Monday, January 12, 2009
Step Two - done
All right, I am still on track for Saturday. I got the warriors and guards primed, then found I had to touch up the primer job on the rangers. Sad reality when dealing with the Zen of the Tank Brush is that you HAVE to have a smooth coat of black primer. The main point is to use the primer as shadows, and if your shadows are grey or silver the effect just isn't quite the same. So after touching up the primer coats I played 45 minutes of Mass Effect. Mmmm, video RPGs... so addicting.
When my timer went off I shut the game down and brought in the primed models. I touched up their primer coats as well, then set to work on the rangers. I tank brushed them, then painted the bases of the warriors while my wife and I watched a DVD. Finally I block painted the rangers' cloaks with Orkhide Shade, and now I'm uploading.
Interesting thing - it took me almost as long to paint the cloaks as it did the rest of the rangers. That's the beauty of the Zen of the Tank Brush, and since Rangers of Gondor were the first models I learned the tank brush technique on, I feel it is appropriate to do a bit of a step by step comparison with them.
The first stage you need to have a bit of a wet brush. I put a drop of Scorched Brown paint on my tile palette and smeared a bit around with the tank brush until it was smearing and I could see the tile through it. I then dragged the brush over the models, which were left with a solid basecoat of paint while leaving the low areas shaded black.

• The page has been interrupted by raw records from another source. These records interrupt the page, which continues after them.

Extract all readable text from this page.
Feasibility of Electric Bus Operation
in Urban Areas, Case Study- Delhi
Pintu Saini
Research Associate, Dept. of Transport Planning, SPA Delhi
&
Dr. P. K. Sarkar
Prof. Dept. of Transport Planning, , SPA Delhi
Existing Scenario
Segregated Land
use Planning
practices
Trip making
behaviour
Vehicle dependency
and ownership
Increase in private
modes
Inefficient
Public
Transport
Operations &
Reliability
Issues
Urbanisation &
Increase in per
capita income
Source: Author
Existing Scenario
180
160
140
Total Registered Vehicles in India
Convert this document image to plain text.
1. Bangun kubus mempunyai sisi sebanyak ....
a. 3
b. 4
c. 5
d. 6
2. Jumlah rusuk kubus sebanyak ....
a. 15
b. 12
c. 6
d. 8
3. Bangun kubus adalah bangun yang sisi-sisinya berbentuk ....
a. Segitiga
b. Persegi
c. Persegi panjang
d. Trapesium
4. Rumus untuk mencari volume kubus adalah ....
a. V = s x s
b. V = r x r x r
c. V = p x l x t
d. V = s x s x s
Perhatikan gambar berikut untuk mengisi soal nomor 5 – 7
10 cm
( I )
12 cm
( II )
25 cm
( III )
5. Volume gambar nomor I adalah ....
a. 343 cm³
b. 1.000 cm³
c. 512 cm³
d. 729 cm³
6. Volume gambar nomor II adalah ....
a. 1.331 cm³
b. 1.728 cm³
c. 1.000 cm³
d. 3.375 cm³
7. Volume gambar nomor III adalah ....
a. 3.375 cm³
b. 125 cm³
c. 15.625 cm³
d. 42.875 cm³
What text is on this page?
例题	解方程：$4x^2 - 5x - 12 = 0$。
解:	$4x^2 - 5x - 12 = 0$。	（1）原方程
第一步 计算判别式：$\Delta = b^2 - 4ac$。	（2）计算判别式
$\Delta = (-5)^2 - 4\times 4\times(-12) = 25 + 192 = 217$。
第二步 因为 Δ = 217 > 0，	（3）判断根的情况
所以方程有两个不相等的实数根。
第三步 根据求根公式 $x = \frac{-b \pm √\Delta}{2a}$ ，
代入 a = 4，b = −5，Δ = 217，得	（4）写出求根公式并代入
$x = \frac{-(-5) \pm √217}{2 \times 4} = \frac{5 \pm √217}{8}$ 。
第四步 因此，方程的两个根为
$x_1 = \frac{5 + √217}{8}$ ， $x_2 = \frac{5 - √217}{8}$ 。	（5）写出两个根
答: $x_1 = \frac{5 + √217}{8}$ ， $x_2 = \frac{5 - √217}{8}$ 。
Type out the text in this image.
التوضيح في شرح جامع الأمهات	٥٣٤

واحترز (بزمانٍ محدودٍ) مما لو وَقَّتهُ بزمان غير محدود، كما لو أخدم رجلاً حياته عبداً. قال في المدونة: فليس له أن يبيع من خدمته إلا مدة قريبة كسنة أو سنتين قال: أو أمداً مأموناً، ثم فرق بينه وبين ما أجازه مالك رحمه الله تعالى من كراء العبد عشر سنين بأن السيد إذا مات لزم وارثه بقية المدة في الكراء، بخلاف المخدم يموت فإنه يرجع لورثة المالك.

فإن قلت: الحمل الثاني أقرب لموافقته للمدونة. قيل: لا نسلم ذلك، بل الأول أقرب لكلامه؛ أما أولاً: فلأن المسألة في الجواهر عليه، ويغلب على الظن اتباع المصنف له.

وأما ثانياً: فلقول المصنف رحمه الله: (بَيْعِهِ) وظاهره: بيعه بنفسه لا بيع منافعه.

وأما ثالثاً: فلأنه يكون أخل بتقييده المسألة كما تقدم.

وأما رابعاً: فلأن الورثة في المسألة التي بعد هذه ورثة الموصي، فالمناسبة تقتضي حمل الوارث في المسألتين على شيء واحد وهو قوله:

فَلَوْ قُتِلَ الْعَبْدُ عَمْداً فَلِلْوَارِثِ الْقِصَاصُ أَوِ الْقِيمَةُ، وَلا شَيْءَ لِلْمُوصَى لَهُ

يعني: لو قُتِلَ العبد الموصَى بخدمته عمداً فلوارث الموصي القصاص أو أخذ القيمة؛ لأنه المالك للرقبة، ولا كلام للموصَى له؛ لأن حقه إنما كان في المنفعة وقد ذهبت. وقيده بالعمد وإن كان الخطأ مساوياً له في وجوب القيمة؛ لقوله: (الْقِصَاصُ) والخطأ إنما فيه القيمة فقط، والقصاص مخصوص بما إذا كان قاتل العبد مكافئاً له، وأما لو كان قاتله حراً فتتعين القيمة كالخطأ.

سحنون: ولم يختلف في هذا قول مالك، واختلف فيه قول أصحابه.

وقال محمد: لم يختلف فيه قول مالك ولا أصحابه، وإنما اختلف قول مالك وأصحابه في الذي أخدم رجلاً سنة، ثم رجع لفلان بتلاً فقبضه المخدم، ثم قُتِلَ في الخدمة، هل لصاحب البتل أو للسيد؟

Here is the result. This step took me about 15 minutes, or just over two minutes per model. If I wasn't as fussy, I could have done it in half the time.
After that, I did a heavy drybrush/light overbrush using Beastial Brown. There was still quite a bit on there, but as you can see from the pictures the effect ended up being pretty subtle. This step took me almost exactly 5 minutes for all of them - I was making ravioli in the kitchen and the timer went off just as I finished this step.
So in about 20 minutes you've got 7 models that just needs a little detail and you can have very playable figures! This is an awesome technique for speed painting. My next step is to do a little line highlighting with the Beastial Brown to accentuate portions of the model plus the detail work (and of course the highlighting of the cloaks). I may also play around with brown washes in order to blend any highlighting I do in better, but I'll wait until after Saturday to do that.